EPA deal: Impasse on services persists
Although the region has concluded a deal on market access to the European Union, there remain fundamental disagreements on trade in services. The EastAfrican has learnt that the matter will be left out of any deals signed this year as countries want it handled at a bilateral level.
Trade in services under the controversial Economic Partnership Agreement, deal with rules under which nationals of one country can sell their expertise in the services sector of another World Trade Organisation member country.
Uganda’s Ministry of Tourism, Trade and Industry permanent secretary Julius Onen told The EastAfrican that Kampala will sign the agreement for market access and development aid this year, but not a comprehensive agreement that includes trade in services, as well as other sticky issues like investment rules and government procurement, until the Europeans "accept the EPA is part of an older agreement (Cotonou) which recognised that the developing world is not equal to the EU," he said.
However, there are also concerns over development assistance that the East African countries are pressing for from their EU partners before the region can sign the controversial trade pact.

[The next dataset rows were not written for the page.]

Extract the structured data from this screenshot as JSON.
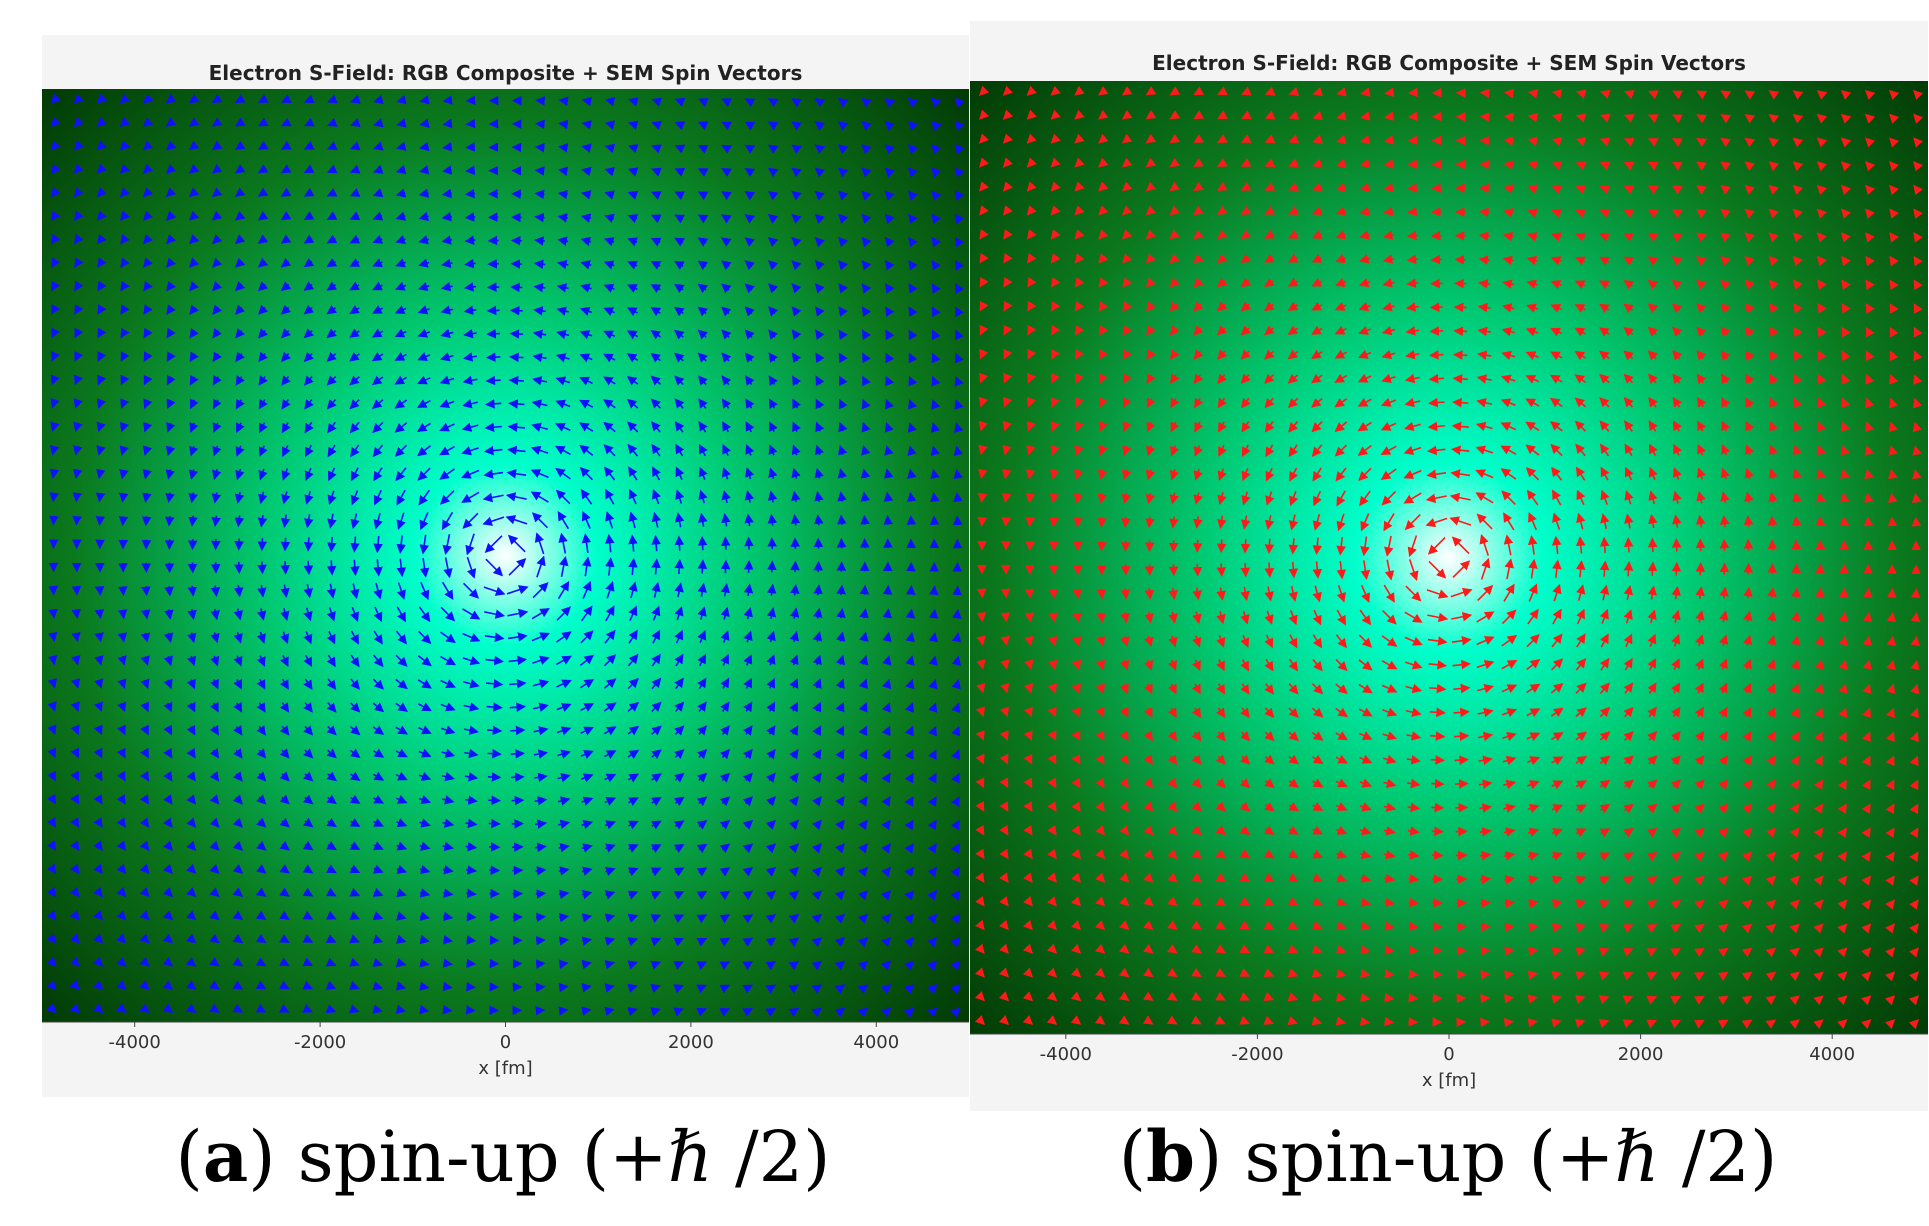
{
  "panels": [
    {
      "label": "a",
      "title": "Electron S-Field: RGB Composite + SEM Spin Vectors",
      "caption_text": "spin-up (+ℏ /2)",
      "arrow_color": "#1010ff"
    },
    {
      "label": "b",
      "title": "Electron S-Field: RGB Composite + SEM Spin Vectors",
      "caption_text": "spin-up (+ℏ /2)",
      "arrow_color": "#ff1a1a"
    }
  ],
  "chart_data": [
    {
      "type": "heatmap",
      "title": "Electron S-Field: RGB Composite + SEM Spin Vectors",
      "xlabel": "x [fm]",
      "ylabel": "",
      "xlim": [
        -5000,
        5000
      ],
      "ylim": [
        -5000,
        5000
      ],
      "x_ticks": [
        "-4000",
        "-2000",
        "0",
        "2000",
        "4000"
      ],
      "x_tick_values": [
        -4000,
        -2000,
        0,
        2000,
        4000
      ],
      "colormap": [
        "#ffffff",
        "#00ffcc",
        "#00c870",
        "#0b7a1e",
        "#012f00"
      ],
      "overlay": {
        "type": "quiver",
        "color": "#1010ff",
        "pattern": "circulation around origin",
        "spacing": 250
      },
      "grid": false
    },
    {
      "type": "heatmap",
      "title": "Electron S-Field: RGB Composite + SEM Spin Vectors",
      "xlabel": "x [fm]",
      "ylabel": "",
      "xlim": [
        -5000,
        5000
      ],
      "ylim": [
        -5000,
        5000
      ],
      "x_ticks": [
        "-4000",
        "-2000",
        "0",
        "2000",
        "4000"
      ],
      "x_tick_values": [
        -4000,
        -2000,
        0,
        2000,
        4000
      ],
      "colormap": [
        "#ffffff",
        "#00ffcc",
        "#00c870",
        "#0b7a1e",
        "#012f00"
      ],
      "overlay": {
        "type": "quiver",
        "color": "#ff1a1a",
        "pattern": "circulation around origin",
        "spacing": 250
      },
      "grid": false
    }
  ]
}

Between now and March this year, a series of technical negotiation meetings have been scheduled, first in Bujumbura, then in Kigali and Arusha, which will culminate in a decision on the development chapter.
"We hope to reach an agreement by March," Mr Onen said.
The developing world has been pushing Europe since the commencement of EPA negotiations at the start of the last decade, to increase development aid as a commitment to help African, Caribbean and Pacific economies prepare for a liberalised market regime.